The rain in Greenland dropped 7 billion tonnes of water on the ice sheet, increasing daily surface ice melt by seven times higher than average. Rain saturates the snowpack, thereby reducing the reflectivity of the ice sheet and allowing for more melt. Reflectivity is critical for glacier melt – when I was working in the Arctic in 2000, for example, we had a warm, windy event that stripped the glacier surface down to the previous summer’s ice surface, which was dirty from dust deposition and melted faster because of that reduced reflectivity. Rain can also freeze as it hits the cold snow/ice surface, leaving a layer of ice that will show up in future ice cores as a marker for such a bizarre summer precipitation event.

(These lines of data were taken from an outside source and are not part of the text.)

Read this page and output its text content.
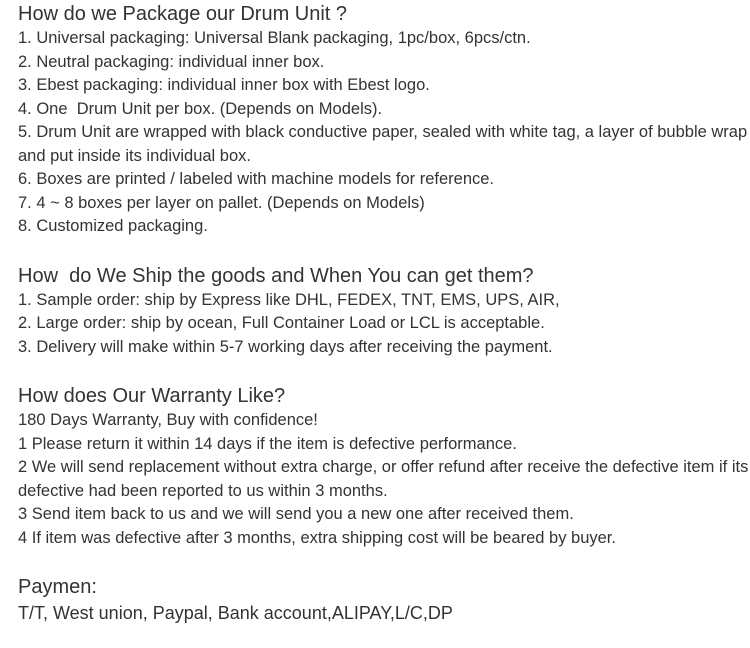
How do we Package our Drum Unit ?
1. Universal packaging: Universal Blank packaging, 1pc/box, 6pcs/ctn.
2. Neutral packaging: individual inner box.
3. Ebest packaging: individual inner box with Ebest logo.
4. One  Drum Unit per box. (Depends on Models).
5. Drum Unit are wrapped with black conductive paper, sealed with white tag, a layer of bubble wrap
and put inside its individual box.
6. Boxes are printed / labeled with machine models for reference.
7. 4 ~ 8 boxes per layer on pallet. (Depends on Models)
8. Customized packaging.
How  do We Ship the goods and When You can get them?
1. Sample order: ship by Express like DHL, FEDEX, TNT, EMS, UPS, AIR,
2. Large order: ship by ocean, Full Container Load or LCL is acceptable.
3. Delivery will make within 5-7 working days after receiving the payment.
How does Our Warranty Like?
180 Days Warranty, Buy with confidence!
1 Please return it within 14 days if the item is defective performance.
2 We will send replacement without extra charge, or offer refund after receive the defective item if its
defective had been reported to us within 3 months.
3 Send item back to us and we will send you a new one after received them.
4 If item was defective after 3 months, extra shipping cost will be beared by buyer.
Paymen:
T/T, West union, Paypal, Bank account,ALIPAY,L/C,DP
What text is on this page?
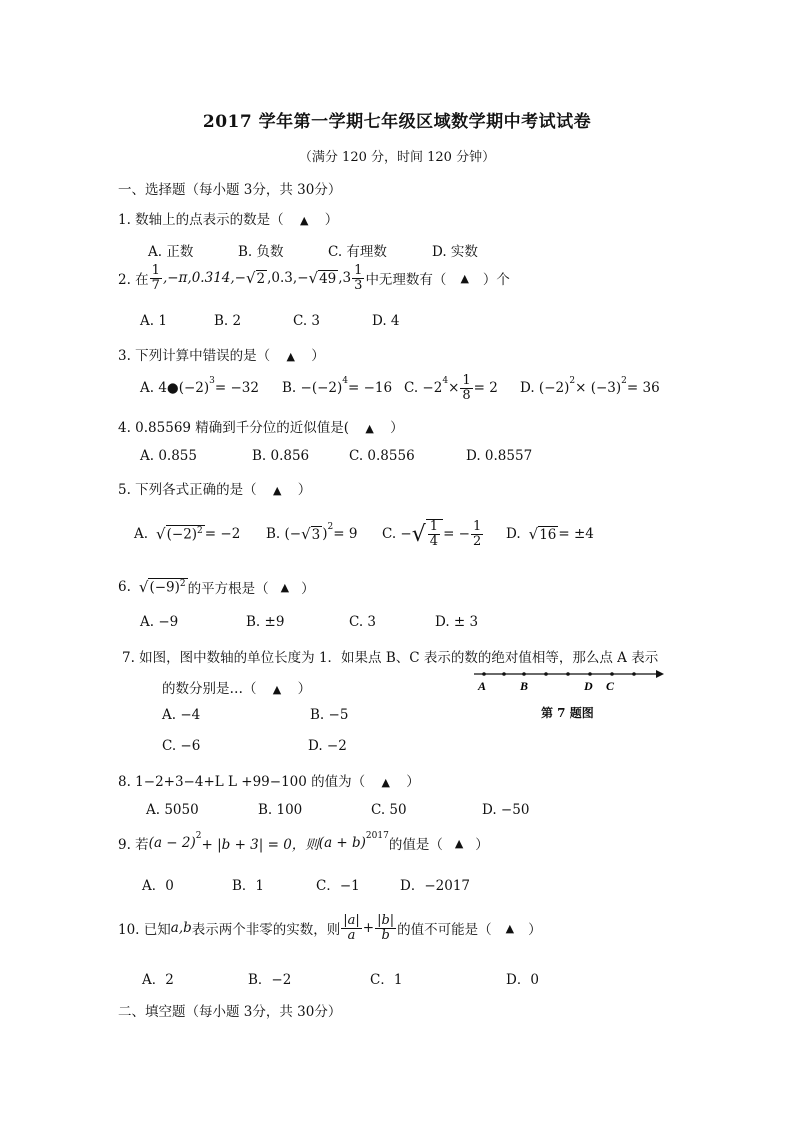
2017 学年第一学期七年级区域数学期中考试试卷
（满分 120 分，时间 120 分钟）
一、选择题（每小题 3分，共 30分）
1. 数轴上的点表示的数是（ ▲ ）
A. 正数	B. 负数	C. 有理数	D. 实数
2. 在 $\frac{1}{7} ,-\pi,0.314,-$ √ 2 ,0.3,− √ 49 $,3 \frac{1}{3}$ 中无理数有（ ▲ ）个
A. 1	B. 2	C. 3	D. 4
3. 下列计算中错误的是（ ▲ ）
A. $4●(-2)^3 = -32$ B. $-(-2)^4 = -16$ C. $-2^4 \times \frac{1}{8} = 2$ D. $(-2)^2 \times (-3)^2 = 36$
4. 0.85569 精确到千分位的近似值是( ▲ ）
A. 0.855	B. 0.856	C. 0.8556	D. 0.8557
5. 下列各式正确的是（ ▲ ）
A. √ $(-2)^2 = -2$ B. (− √ 3 )$^2$ = 9 C. − √ $\frac{1}{4}$ = − $\frac{1}{2} D$. √ 16 = ±4
6. √ $(-9)^2$ 的平方根是（ ▲ ）
A. −9	B. ±9	C. 3	D. ± 3
7. 如图，图中数轴的单位长度为 1．如果点 B、C 表示的数的绝对值相等，那么点 A 表示
的数分别是…（ ▲ ）
A. −4	B. −5
C. −6	D. −2
A	B	D C
第 7 题图
8. 1−2+3−4+L L +99−100 的值为（ ▲ ）
A. 5050	B. 100	C. 50	D. −50
9. 若 $(a - 2)^2$
+ |b + 3| = 0，则 $(a + b)^{2017}$
的值是（ ▲ ）
A．0	B．1	C．−1	D．−2017
10. 已知 a,b 表示两个非零的实数，则 $\frac{|a|}{a} + \frac{|b|}{b}$ 的值不可能是（ ▲ ）
A．2	B．−2	C．1	D．0
二、填空题（每小题 3分，共 30分）
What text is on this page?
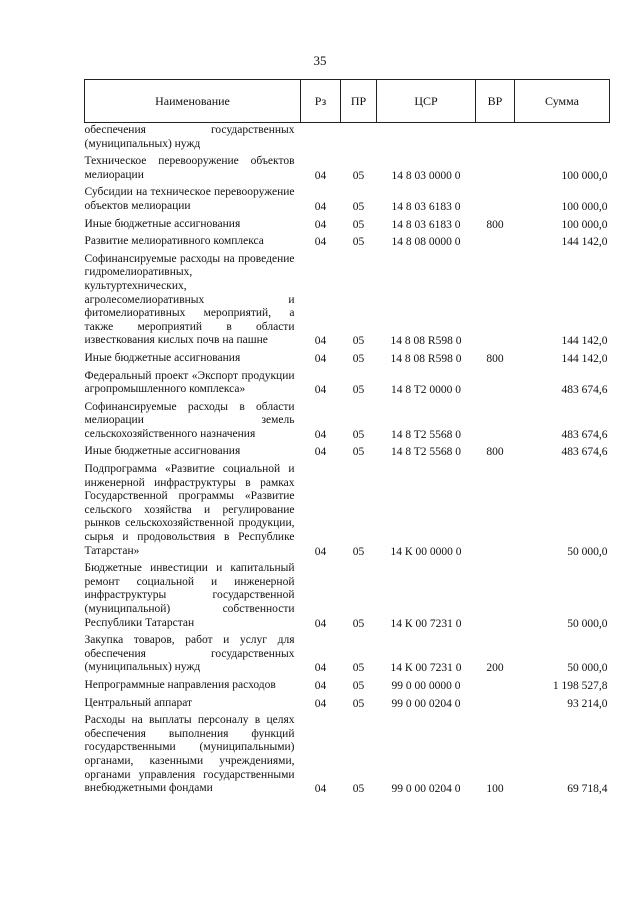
35
Наименование	Рз	ПР	ЦСР	ВР	Сумма
обеспечения государственных (муниципальных) нужд					
Техническое перевооружение объектов мелиорации	04	05	14 8 03 0000 0		100 000,0
Субсидии на техническое перевооружение объектов мелиорации	04	05	14 8 03 6183 0		100 000,0
Иные бюджетные ассигнования	04	05	14 8 03 6183 0	800	100 000,0
Развитие мелиоративного комплекса	04	05	14 8 08 0000 0		144 142,0
Софинансируемые расходы на проведение гидромелиоративных, культуртехнических, агролесомелиоративных и фитомелиоративных мероприятий, а также мероприятий в области известкования кислых почв на пашне	04	05	14 8 08 R598 0		144 142,0
Иные бюджетные ассигнования	04	05	14 8 08 R598 0	800	144 142,0
Федеральный проект «Экспорт продукции агропромышленного комплекса»	04	05	14 8 T2 0000 0		483 674,6
Софинансируемые расходы в области мелиорации земель сельскохозяйственного назначения	04	05	14 8 T2 5568 0		483 674,6
Иные бюджетные ассигнования	04	05	14 8 T2 5568 0	800	483 674,6
Подпрограмма «Развитие социальной и инженерной инфраструктуры в рамках Государственной программы «Развитие сельского хозяйства и регулирование рынков сельскохозяйственной продукции, сырья и продовольствия в Республике Татарстан»	04	05	14 К 00 0000 0		50 000,0
Бюджетные инвестиции и капитальный ремонт социальной и инженерной инфраструктуры государственной (муниципальной) собственности Республики Татарстан	04	05	14 К 00 7231 0		50 000,0
Закупка товаров, работ и услуг для обеспечения государственных (муниципальных) нужд	04	05	14 К 00 7231 0	200	50 000,0
Непрограммные направления расходов	04	05	99 0 00 0000 0		1 198 527,8
Центральный аппарат	04	05	99 0 00 0204 0		93 214,0
Расходы на выплаты персоналу в целях обеспечения выполнения функций государственными (муниципальными) органами, казенными учреждениями, органами управления государственными внебюджетными фондами	04	05	99 0 00 0204 0	100	69 718,4
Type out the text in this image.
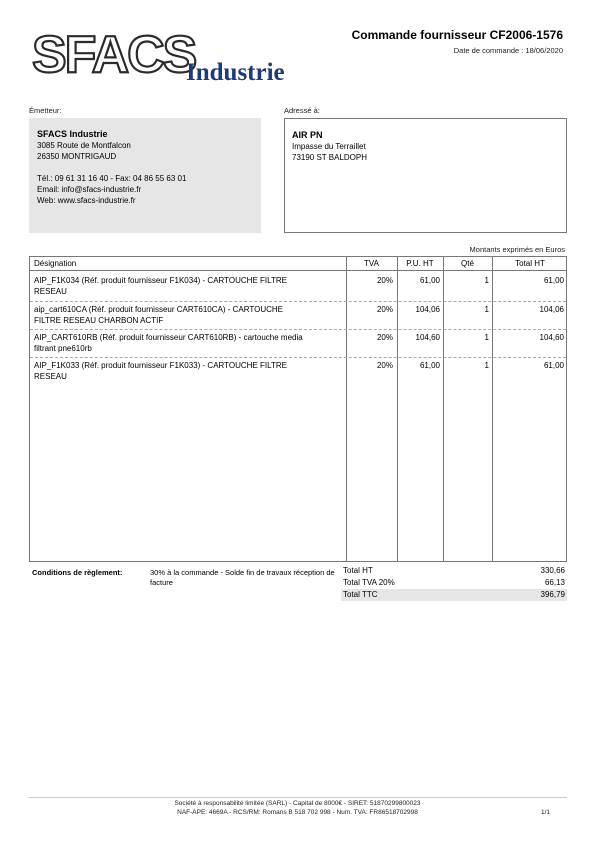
SFACS
Industrie
Commande fournisseur CF2006-1576
Date de commande : 18/06/2020
Émetteur:	Adressé à:
SFACS Industrie
3085 Route de Montfalcon
26350 MONTRIGAUD
Tél.: 09 61 31 16 40 - Fax: 04 86 55 63 01
Email: info@sfacs-industrie.fr
Web: www.sfacs-industrie.fr
AIR PN
Impasse du Terraillet
73190 ST BALDOPH
Montants exprimés en Euros
Désignation	TVA	P.U. HT	Qté	Total HT
AIP_F1K034 (Réf. produit fournisseur F1K034) - CARTOUCHE FILTRE
RESEAU
20%	61,00	1	61,00
aip_cart610CA (Réf. produit fournisseur CART610CA) - CARTOUCHE
FILTRE RESEAU CHARBON ACTIF
20%	104,06	1	104,06
AIP_CART610RB (Réf. produit fournisseur CART610RB) - cartouche media
filtrant pne610rb
20%	104,60	1	104,60
AIP_F1K033 (Réf. produit fournisseur F1K033) - CARTOUCHE FILTRE
RESEAU
20%	61,00	1	61,00
Conditions de règlement:	30% à la commande - Solde fin de travaux réception de
facture
Total HT	330,66
Total TVA 20%	66,13
Total TTC	396,79
Société à responsabilité limitée (SARL) - Capital de 8000€ - SIRET: 51870299800023
NAF-APE: 4669A - RCS/RM: Romans B 518 702 998 - Num. TVA: FR86518702998	1/1
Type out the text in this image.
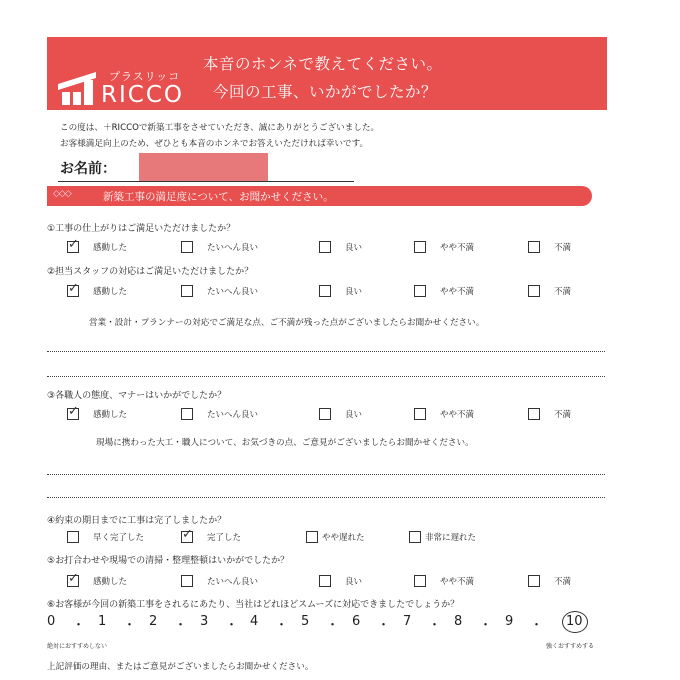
プラスリッコ
RICCO
本音のホンネで教えてください。
今回の工事、いかがでしたか？
この度は、＋RICCOで新築工事をさせていただき、誠にありがとうございました。
お客様満足向上のため、ぜひとも本音のホンネでお答えいただければ幸いです。
お名前：
◇◇◇	新築工事の満足度について、お聞かせください。
①工事の仕上がりはご満足いただけましたか？
✓
感動した	たいへん良い	良い	やや不満	不満
②担当スタッフの対応はご満足いただけましたか？
✓
感動した	たいへん良い	良い	やや不満	不満
営業・設計・プランナーの対応でご満足な点、ご不満が残った点がございましたらお聞かせください。
③各職人の態度、マナーはいかがでしたか？
✓
感動した	たいへん良い	良い	やや不満	不満
現場に携わった大工・職人について、お気づきの点、ご意見がございましたらお聞かせください。
④約束の期日までに工事は完了しましたか？
早く完了した
✓	完了した	やや遅れた	非常に遅れた
⑤お打合わせや現場での清掃・整理整頓はいかがでしたか？
✓
感動した	たいへん良い	良い	やや不満	不満
⑥お客様が今回の新築工事をされるにあたり、当社はどれほどスムーズに対応できましたでしょうか？
0 ・ 1 ・ 2 ・ 3 ・ 4 ・ 5 ・ 6 ・ 7 ・ 8 ・ 9 ・ 10
絶対におすすめしない	強くおすすめする
上記評価の理由、またはご意見がございましたらお聞かせください。
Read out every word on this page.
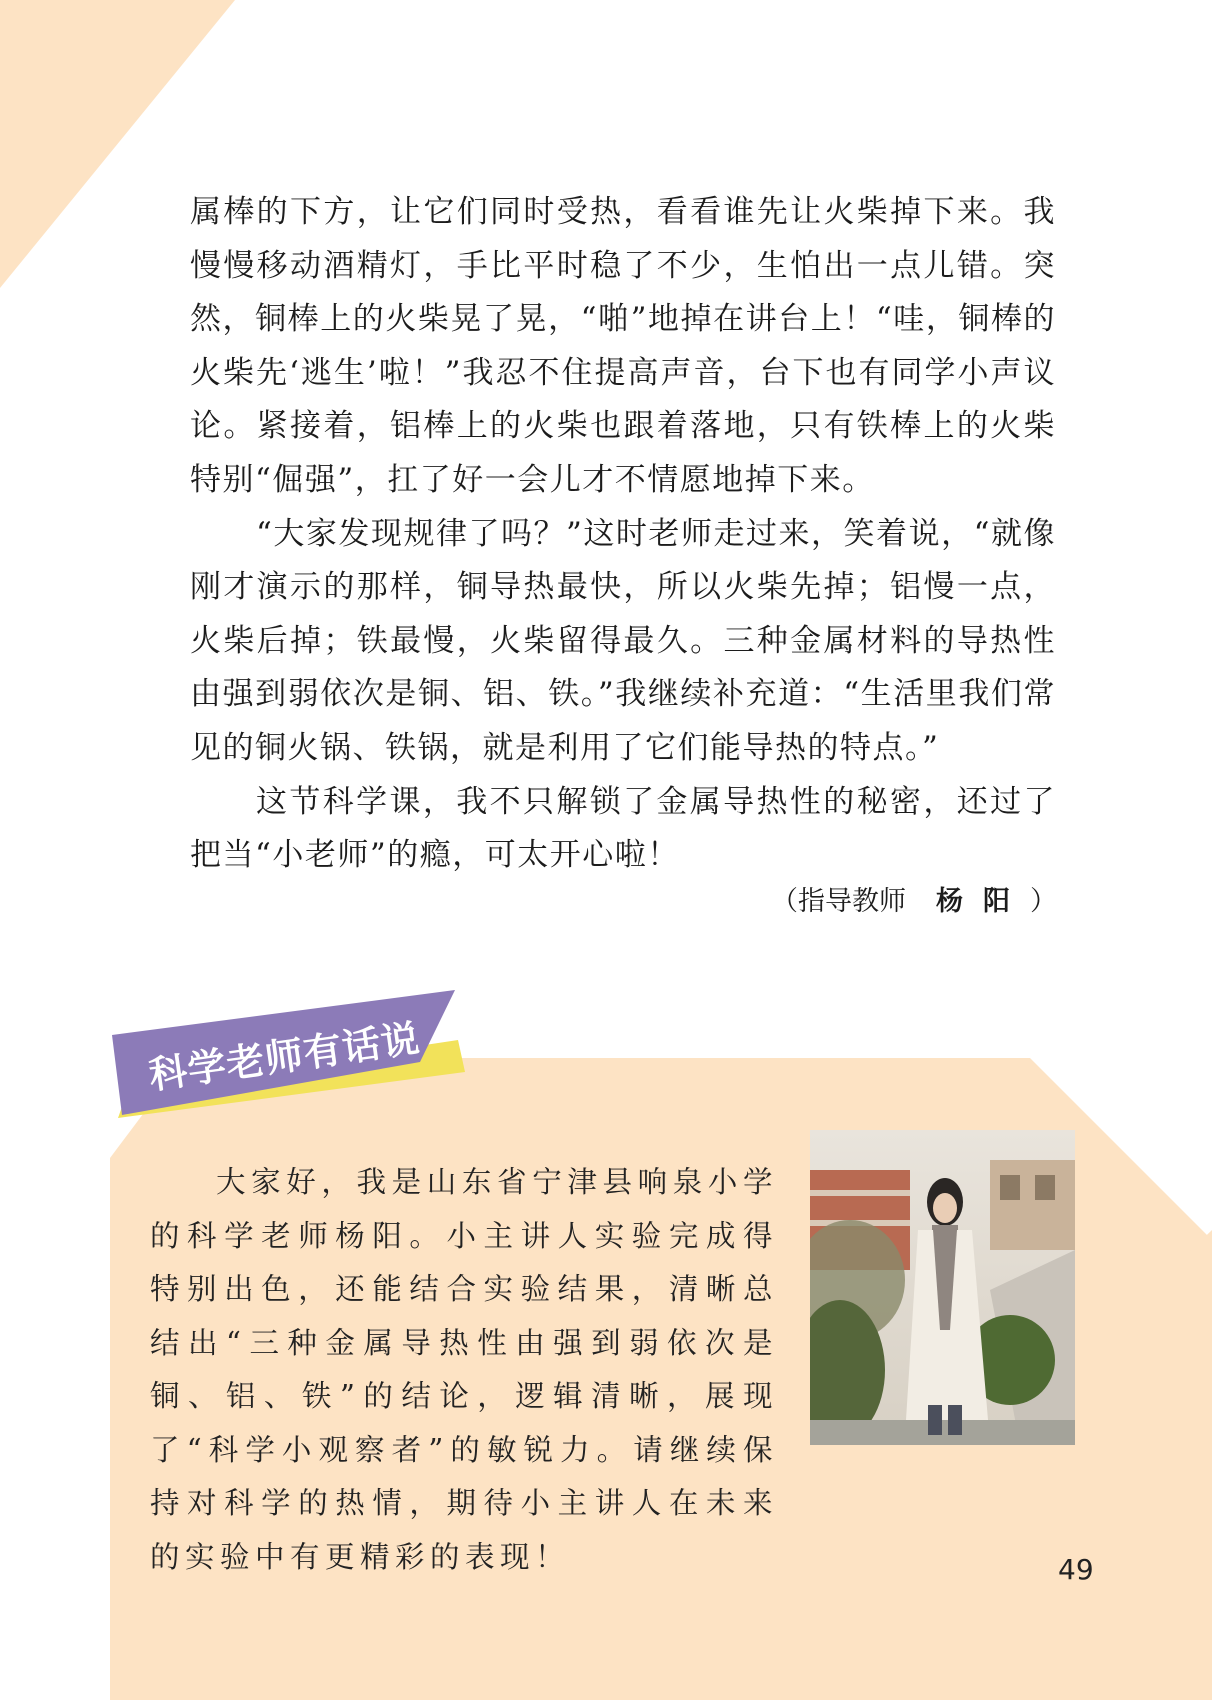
属棒的下方，让它们同时受热，看看谁先让火柴掉下来。我慢慢移动酒精灯，手比平时稳了不少，生怕出一点儿错。突然，铜棒上的火柴晃了晃，“啪”地掉在讲台上！“哇，铜棒的火柴先‘逃生’啦！”我忍不住提高声音，台下也有同学小声议论。紧接着，铝棒上的火柴也跟着落地，只有铁棒上的火柴特别“倔强”，扛了好一会儿才不情愿地掉下来。

“大家发现规律了吗？”这时老师走过来，笑着说，“就像刚才演示的那样，铜导热最快，所以火柴先掉；铝慢一点，火柴后掉；铁最慢，火柴留得最久。三种金属材料的导热性由强到弱依次是铜、铝、铁。”我继续补充道：“生活里我们常见的铜火锅、铁锅，就是利用了它们能导热的特点。”

这节科学课，我不只解锁了金属导热性的秘密，还过了把当“小老师”的瘾，可太开心啦！

（指导教师 杨阳）
科学老师有话说

大家好，我是山东省宁津县响泉小学的科学老师杨阳。小主讲人实验完成得特别出色，还能结合实验结果，清晰总结出“三种金属导热性由强到弱依次是铜、铝、铁”的结论，逻辑清晰，展现了“科学小观察者”的敏锐力。请继续保持对科学的热情，期待小主讲人在未来的实验中有更精彩的表现！	49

Researchers are concerned about Greenland melt not just due to sea level rise, but due to the impacts of fresh glacier water on the Atlantic Meridional Overturning Circulation (AMOC). This is an ocean current in the North Atlantic that brings warm water up from the equator and then sinks as it cools and becomes more saline, pulling the warm water up behind it like a conveyor belt. Recent studies have suggested that this current is weakening, and that it might be in part due to increasing fresh water from Greenland ice melt keeping the current from densifying and sinking, and thus preventing it from pulling warm water north. With a weaker AMOC, Europe could get colder and sea levels could rise along the US east coast, while seasonal monsoons could be disrupted.

We are living in strange times indeed when there’s rain on the summit of a cold ice cap.
Note the featured image is the extent of Greenland melt during a high melt event on July 28 2021.
Fascinating information about troubling times.
Thanks Kim!
Lovely writing about a sad subject. Thanks, Sarah!
A very sad subject – thanks for reading, Anna!